New CS:GO bug made public a few hours ago allowing you to run JS code in the game without hooking the process at all.
This enables the games built in wallhack without sv_cheats 1..https://t.co/ky0W8R0XR5
— G2 onscreen (@onscreenlol) May 6, 2019
How does the exploit work?
Though CS:GO’s “cheat” functions are supposed to be hidden behind the sv_cheats command, and therefore inaccessible during game modes like competitive, casual, or deathmatch, there appears to be an exploit that allows players to activate those cheat functions – such as the wall-hack – without requiring sv_cheats to be enabled.
The exploit’s identifier also speculates that the same method could be used for more complex alterations to the game, like making a custom UI or implementing a bomb timer.
It’s not entirely clear whether or not this exploit could be caught by Valve’s Anti-Cheat, but it’s possible that as the wall-hack itself is technically CS:GO’s own, this method of cheating could go undetected, at least for now.
The exploit has apparently become possible as a result of the game being upgraded to the Panorama UI. The upgrade occurred in June 2018, but this exploit seems to have only very recently been discovered.

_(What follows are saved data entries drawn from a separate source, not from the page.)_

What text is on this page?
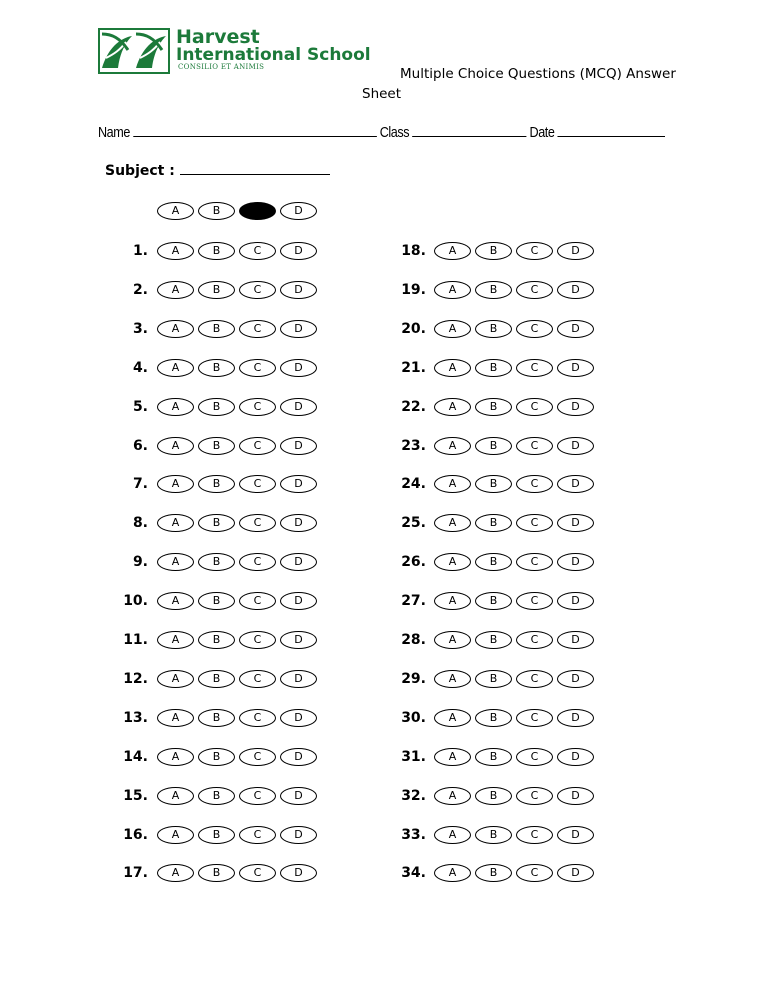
Harvest
International School
CONSILIO ET ANIMIS	Multiple Choice Questions (MCQ) Answer Sheet
Name	Class	Date
Subject :
A	B	C	D
1.	A	B	C	D
2.	A	B	C	D
3.	A	B	C	D
4.	A	B	C	D
5.	A	B	C	D
6.	A	B	C	D
7.	A	B	C	D
8.	A	B	C	D
9.	A	B	C	D
10.	A	B	C	D
11.	A	B	C	D
12.	A	B	C	D
13.	A	B	C	D
14.	A	B	C	D
15.	A	B	C	D
16.	A	B	C	D
17.	A	B	C	D
18.	A	B	C	D
19.	A	B	C	D
20.	A	B	C	D
21.	A	B	C	D
22.	A	B	C	D
23.	A	B	C	D
24.	A	B	C	D
25.	A	B	C	D
26.	A	B	C	D
27.	A	B	C	D
28.	A	B	C	D
29.	A	B	C	D
30.	A	B	C	D
31.	A	B	C	D
32.	A	B	C	D
33.	A	B	C	D
34.	A	B	C	D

Valve have recently been forced to respond with an emergency patch to a lobby exploit that allowed other players to enable such cheats in someone’s game, which former pro Sébastien ‘krL’ Pérez encountered to his surprise while streaming.
With how recently this new exploit was apparently identified, it appears that another fix may be required in order to prevent players from cheating in this manner, but with how quickly Valve responded to the previous issue it can be hoped that an update addressing it will come shortly.